Depois dessa estóica lápide contra morte que foram as suas capas com interior espelhado (os “Pronomes” que uma noite de Novembro de 2001, vi na Galeria Franco Steggink, em São Miguel, Açores), depois da cortina branca esvoaçando na brisa, monótona, suspensa e ecoando a espera, o adeus, a dilacerante ausência (“Antecâmara”, Galeria Giefarte, 2002), há neste passeio entre perigos e recatos, silêncios e sons, que Ana Vieira instalou em singular 3º andar da Baixa de Lisboa, um sarcasmo, uma ironia, um desapego, uma ferocidade, um sentido trágico dos gestos sempre recomeçados, dança, mãos, corpo que veste, perna que surge e desaparece, mão cortando legumes, facas para quê, para onde, que opacidade é esta, que história contamos, de que incitação nos fala, quem nos expulsa da propriedade, da vida interior, que casa particular, casa desconhecida é esta, que sonhos encastrados nestas paredes as atravessam, de que mordacidade falamos?

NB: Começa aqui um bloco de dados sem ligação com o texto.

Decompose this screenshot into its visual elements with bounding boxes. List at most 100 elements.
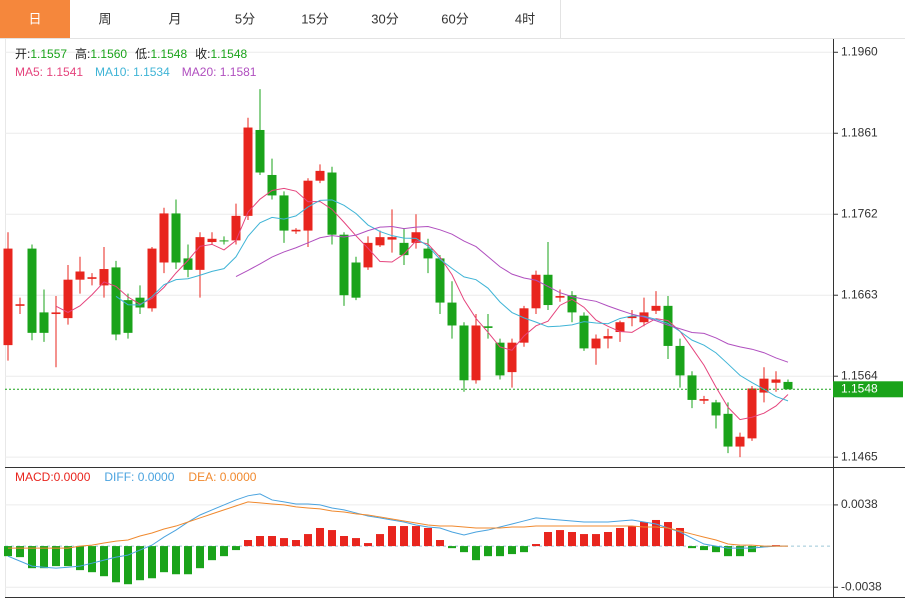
last-price-label: 1.1548 <box>841 381 878 395</box>
tab[interactable] <box>420 0 490 38</box>
macd-bar <box>532 544 540 547</box>
macd-bar <box>676 527 684 547</box>
tab-label[interactable]: 日 <box>28 11 41 26</box>
tab[interactable] <box>0 0 70 38</box>
candle-body <box>723 413 733 447</box>
y-tick-label: 1.1663 <box>841 287 878 301</box>
macd-bar <box>604 532 612 547</box>
tab[interactable] <box>70 0 140 38</box>
candle-body <box>375 237 385 246</box>
macd-bar <box>460 546 468 553</box>
candle-body <box>507 342 517 373</box>
tab-label[interactable]: 15分 <box>301 11 328 26</box>
tab-label[interactable]: 30分 <box>371 11 398 26</box>
macd-bar <box>556 530 564 547</box>
macd-bar <box>424 527 432 547</box>
candle-body <box>207 238 217 243</box>
macd-bar <box>280 538 288 547</box>
macd-bar <box>76 546 84 571</box>
tab[interactable] <box>140 0 210 38</box>
candle-body <box>771 379 781 383</box>
candle-body <box>123 300 133 333</box>
candle-body <box>735 436 745 447</box>
readout: DEA: 0.0000 <box>188 470 256 484</box>
candle-body <box>675 345 685 376</box>
candle-body <box>747 388 757 439</box>
candle-body <box>687 375 697 400</box>
readout: 1.1548 <box>210 47 247 61</box>
tab-label[interactable]: 5分 <box>235 11 255 26</box>
candle-body <box>363 242 373 268</box>
y-tick-label: 1.1861 <box>841 125 878 139</box>
macd-bar <box>628 526 636 547</box>
macd-bar <box>748 546 756 553</box>
macd-bar <box>136 546 144 581</box>
candle-body <box>447 302 457 326</box>
candle-body <box>567 295 577 313</box>
readout: 开: <box>15 47 30 61</box>
macd-bar <box>700 546 708 551</box>
candle-body <box>495 342 505 376</box>
candle-body <box>411 232 421 243</box>
readout: MACD:0.0000 <box>15 470 91 484</box>
candle-body <box>699 399 709 401</box>
readout: DIFF: 0.0000 <box>104 470 174 484</box>
tab[interactable] <box>280 0 350 38</box>
last-price-box <box>833 381 903 398</box>
tab[interactable] <box>490 0 560 38</box>
macd-bar <box>664 522 672 547</box>
macd-line <box>8 501 788 549</box>
candle-body <box>27 248 37 333</box>
candle-body <box>111 267 121 335</box>
macd-bar <box>580 534 588 547</box>
macd-bar <box>40 546 48 569</box>
macd-bar <box>508 546 516 555</box>
macd-bar <box>496 546 504 557</box>
macd-bar <box>4 546 12 557</box>
tab[interactable] <box>210 0 280 38</box>
tab-label[interactable]: 月 <box>168 11 181 26</box>
macd-bar <box>544 532 552 547</box>
tab-label[interactable]: 60分 <box>441 11 468 26</box>
macd-bar <box>400 526 408 547</box>
readout: MA10: 1.1534 <box>95 65 170 79</box>
ma-line <box>115 199 789 402</box>
readout: MA5: 1.1541 <box>15 65 83 79</box>
macd-bar <box>184 546 192 575</box>
tab-label[interactable]: 周 <box>98 11 111 26</box>
candle-body <box>759 378 769 393</box>
candle-body <box>327 172 337 235</box>
macd-bar <box>688 546 696 549</box>
macd-bar <box>568 532 576 547</box>
readout: 低: <box>135 47 150 61</box>
tab[interactable] <box>350 0 420 38</box>
macd-bar <box>484 546 492 557</box>
macd-bar <box>304 534 312 547</box>
macd-bar <box>520 546 528 553</box>
macd-bar <box>196 546 204 569</box>
macd-bar <box>52 546 60 567</box>
candle-body <box>615 322 625 333</box>
candle-body <box>339 234 349 296</box>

As casas de Ana Vieira, que tantas vezes nelas se inscreve, de fora, por fora, recolhendo-lhe em tecido as sombras azuis, sobrepondo, pintados, os interiores aos exteriores, ocultando, revelando, remetendo à passagem dos corpos, sombras vazias no tempo, não são já lugar de espera ou nostalgia, as casas estão feridas, há lanhos de desejo, de transfigurada conotação sexual, há na frieza do memorando um escalpelo analítico, anda perto daqui a lâmina afiada de Hitchcock, podíamos ouvir os pássaros atacar, casa encantada, desencantada, casa lembrada, imaginada, sonhada, sonho do olhar, nódoa, cicatriz.
É desta cicatriz das casas que a Ana Vieira sempre foi tratando, esconderijo ou reflexo, cicatriz interior, mesa que pode ser teatro. E este dispositivo geométrico que desta vez instala, tão aéreo, insuspeito (onde começou?), partindo a cada ângulo para outra refracção, reflexão, projecção ou desmultiplicação, é gume que recorta o nosso olhar, néon que nos arde na sala ao fundo, mas ao fundo de quê, de que passeio por onde nos metemos?
Que rasgão nas casas é este? Sangram?
As paredes estão com febre – e pode haver um riso, um desapego sobre o que fomos vivendo por aqui, em perigo, escapando à luz, sem sermos vistos, visitantes fantasmáticos de uma tarde que um sorriso – negro de negro negrume – faz reviver.